Overall: No fireworks, but I'm glad I've done it. I feel pretty good now. And I'm sure it's helped my meditation practice.


  1. Dan, nice title- reminds me of a joke. Congratulation, not many could (or would) survive for ten days. Now you are prepared for a F I J I hell week.
    What a regimen, so austere. The spiders would have had me hightailing into town for a can of raid :-0
    Glad you made it; we've been missing the blog entries. Great pics, as usual, but would like to have seen you in the "warriors pose" in one of them. Thx, full speed ahead, and engage.

  2. Oh my gooooshhh those spiders sound scary. i would not be able to sleep with those in my room :(((

    glad overall you were pleased with it. good to hear from you.

  3. missed you terribly.
    Your description is hilarious...
    I don't know how you could sit quietly with big SPiDERS on the floor!
    I would really like to know what kind they were...any clues?

  4. Really? I mean, the spiders were actually not so bad. Like I said, they mostly had small bodies and skinny legs, came out only at night, sat in the corners, and didn't move much, so they weren't so scary. The meditation hall was a big room, so they were never near me while I was meditating. (not so for the pagoda cell.) I have no idea what type, and don't really want to google for images of spiders to find out.
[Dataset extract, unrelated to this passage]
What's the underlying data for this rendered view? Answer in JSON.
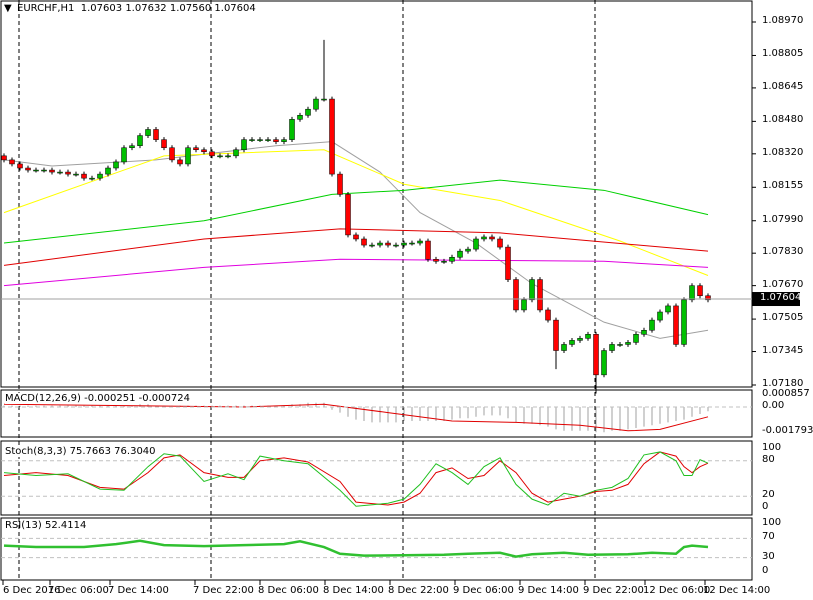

    I am a little proud of raising my bugs-in-my-room fear threshold a little. That, and cold showers.

  5. I'm happy that you survived the trial! Sounds like it was tough! Maybe you'll share some meditation secrets from your school of hard knocks there, when you return. The Centre and the surroundings look gorgeous . Everything is bright, sunny and warm. Congratulations on completing the course! Well Done !

  6. Thanks! If I find out any meditation secrets, you'll be the first to know. So far all I know is that getting up at 4:30 and listening to chants makes me grumpy, not mindful.